If you can’t afford this luxury, settle for longer tenures. Extended tenures reduce the EMI but the overall outlay will increase substantially. You will end up paying considerable amounts over the loan tenure.
The Interest Rate
Unless you go for a fixed interest rate, you will have no control on this factor. However, lenders tend to stipulate substantially high amounts in fixed rates. Most people prefer to go for MCLR) floating Marginal Cost of Funds Based Lending rate) linked Home Loans.
Theoretically, all the changes in the rates of interest will affect your EMI. However, most lenders prefer elongating the loan term with increase in the rates of interest. It means that they will keep your EMI constant.
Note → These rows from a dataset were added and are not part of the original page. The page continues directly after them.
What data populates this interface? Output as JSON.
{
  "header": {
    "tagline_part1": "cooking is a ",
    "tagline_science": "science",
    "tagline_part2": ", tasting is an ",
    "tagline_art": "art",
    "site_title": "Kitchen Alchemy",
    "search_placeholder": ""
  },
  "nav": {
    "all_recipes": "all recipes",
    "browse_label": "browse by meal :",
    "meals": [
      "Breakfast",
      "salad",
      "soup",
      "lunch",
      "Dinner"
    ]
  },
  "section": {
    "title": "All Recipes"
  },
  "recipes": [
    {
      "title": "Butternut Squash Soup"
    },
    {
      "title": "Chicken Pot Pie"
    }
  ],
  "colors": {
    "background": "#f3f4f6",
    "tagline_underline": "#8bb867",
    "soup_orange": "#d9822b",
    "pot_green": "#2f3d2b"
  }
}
If you desire to retain your tenure, then choose to go for the floating EMI. It ends up being less expensive than the fixed rates in the long run.
Overall Considerations
There are so many external factors that will determine your capacity to repay. It can be your retirement plan, future expenses, annual increments, changing employment status, decrease or increases in income, changes in employment status, lifestyle, etc. get to know each of them and how it can influence your EMI.
Conclusion
Keeping your EMI between 30 to 35% of the monthly income is wise. You can still pay more than the EMI amount if your income allows you. Most lenders don’t charge pre-payment penalties on the floating rate home loans.
You can increase the EMI to match the increases in income levels. You will find it much easier to repay your home loan than you thought.